Tuesday, June 24, 2014

Disruptive Innovation: Lepore vs. Christensen

Last week, Harvard historian Jill Lepore wrote a scathing critique of Harvard Business School Professor Clayton Christensen's theory of disruptive innovation.  Just a few days ago, Christensen responded to the critique in an interview conducted with Business Week writer Drake Bennett.  Many people have asked me about my views on this debate in the past few days, given that I spent a great deal of my career at Harvard as a student and faculty member.  Therefore, here are a few thoughts.  

First, let me acknowledge that I know Clay Christensen very well, and I have never met Jill Lepore. I took a doctoral seminar with Clay when I was a graduate student, and I co-taught a doctoral seminar with Clay when I was on the faculty at HBS. I have known him for twenty years. In the Business Week article, Bennett writes that colleagues and students generally think of Clay as a "generous and thoughtful and upbeat" person. I would agree. He has integrity and cares about others a great deal. Thus, I'm biased. I must admit to being taken aback by the scathing nature of the critique in this New Yorker piece. It's one thing to identify the flaws in another person's work, but the tone of the criticism caught me off-guard... particularly given that both individuals are colleagues at the same academic institution (though Harvard is a big place, and the two have apparently not met).

Does the New Yorker piece raise a good point though?   Let me start by acknowledging that the term "disruptive innovation" has become a widely overused cliche.   People seemingly apply to the term to every failure of large incumbent firms.  They also fail to examine the multiple causes of such failures.  They fixate solely on the dynamics explained in Christensen's model.    We should be careful not to blame Christensen for all the mistakes of his readers though.  On the other hand, all of us in academia fall into the trap, at times, of taking our favorite hammer (our preferred frameworks and models) and beginning to see every situation in the world as a nail (a problem or situation that can be explained by our theory). Christensen has applied his framework quite broadly, and perhaps at times, he has made mistakes by extending it to situations in which it does not quite fit (the iPhone perhaps).  
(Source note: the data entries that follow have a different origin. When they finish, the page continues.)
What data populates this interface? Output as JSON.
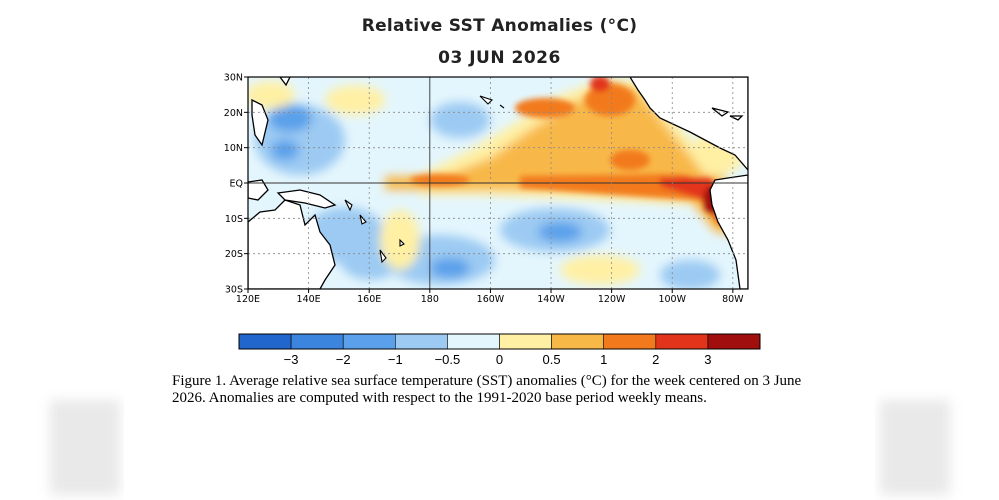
{
  "title": "Relative SST Anomalies (°C)",
  "subtitle": "03 JUN 2026",
  "map": {
    "region": "Tropical Pacific",
    "lat_labels": [
      "30N",
      "20N",
      "10N",
      "EQ",
      "10S",
      "20S",
      "30S"
    ],
    "lon_labels": [
      "120E",
      "140E",
      "160E",
      "180",
      "160W",
      "140W",
      "120W",
      "100W",
      "80W"
    ],
    "lat_range": [
      -30,
      30
    ],
    "lon_range": [
      120,
      285
    ],
    "gridlines": "dotted",
    "colors": {
      "land": "#ffffff",
      "coastline": "#000000"
    }
  },
  "colorbar": {
    "tick_labels": [
      "−3",
      "−2",
      "−1",
      "−0.5",
      "0",
      "0.5",
      "1",
      "2",
      "3"
    ],
    "colors": [
      "#2166cc",
      "#3c85de",
      "#5aa0ea",
      "#9ccaf3",
      "#e4f6fd",
      "#fff0a4",
      "#f8b848",
      "#f27a1c",
      "#e2341b",
      "#a00e0e"
    ]
  },
  "caption": "Figure 1. Average relative sea surface temperature (SST) anomalies (°C) for the week centered on 3 June 2026.  Anomalies are computed with respect to the 1991-2020 base period weekly means."
}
I see three other challenges with the model of disruptive innovation.  First, I think it works beautifully as a descriptive model helping us explain past situations.  It can be more problematic when applied as a predictive framework.   Many academic frameworks have this weakness.  Markets and organizations are fundamentally complex, and we would be hard-pressed to find frameworks that have high predictive accuracy in a wide range of contexts.   However, many people crave simplicity.  We demand that academics provide findings that can be generalized across many settings.  We don't like when academics say that the answer "depends" on the situation.  Second, incumbent firms can certainly make crucial mistakes if they fail to react in a timely and appropriate fashion to a disruptive innovation.  On the other hand, many firms these days have made huge bets as they have tried to counter what they viewed as disruptive threats.  Many big errors have been made in this regard.  In short, there are two types of errors: we probably should pay as much attention to the bad bets made in over-reacting to apparent disruption as we do to the incumbent firms who fail to react swiftly to disruption and get toppled from their perch atop an industry.   Finally, we have to be careful about the prescription that incumbent firms should separate units that are aiming to cope with a disruptive threat.  It may indeed be the right short term strategy, so that the core business unit does not "eat its young" so to speak.  However, in the long run, a company has to think about how the whole is worth more than the sum of the parts.  Competitive advantage comes from the alignment or fit with an integrated system of activities.  If the new unit is "too separate," then the firm may find itself with two parts that are not mutually enhancing.   In fact, there may be fundamental contradictions that make it quite difficult for the two units to co-exist in the same organization. 


1 comment:

Jim Greene said...

I have been in the computer industry since the early 1980's. I have been using the Disruptive Innovation theory quite successfully in managing the products and services since the early 1990's. While the theory is not perfect, show me one business theory that is, I find it has been most useful about developing future roadmaps and where to look for alternative forms of competition. As an investor, I believe the theory is even more valuable in identifying emerging markets and businesses that displace incumbents. I honestly have not seen many other theories, other than Geoffrey Moore's Crossing the Chasm, that are as useful in the technology business. The New Yorker and Miss Lepore are not qualified to write about this topic or much less criticize a theory that they really don't understand. There are many other theories being applied today that should be critically examined (i.e. Quantitative Easing), but I guess that would be politically incorrect.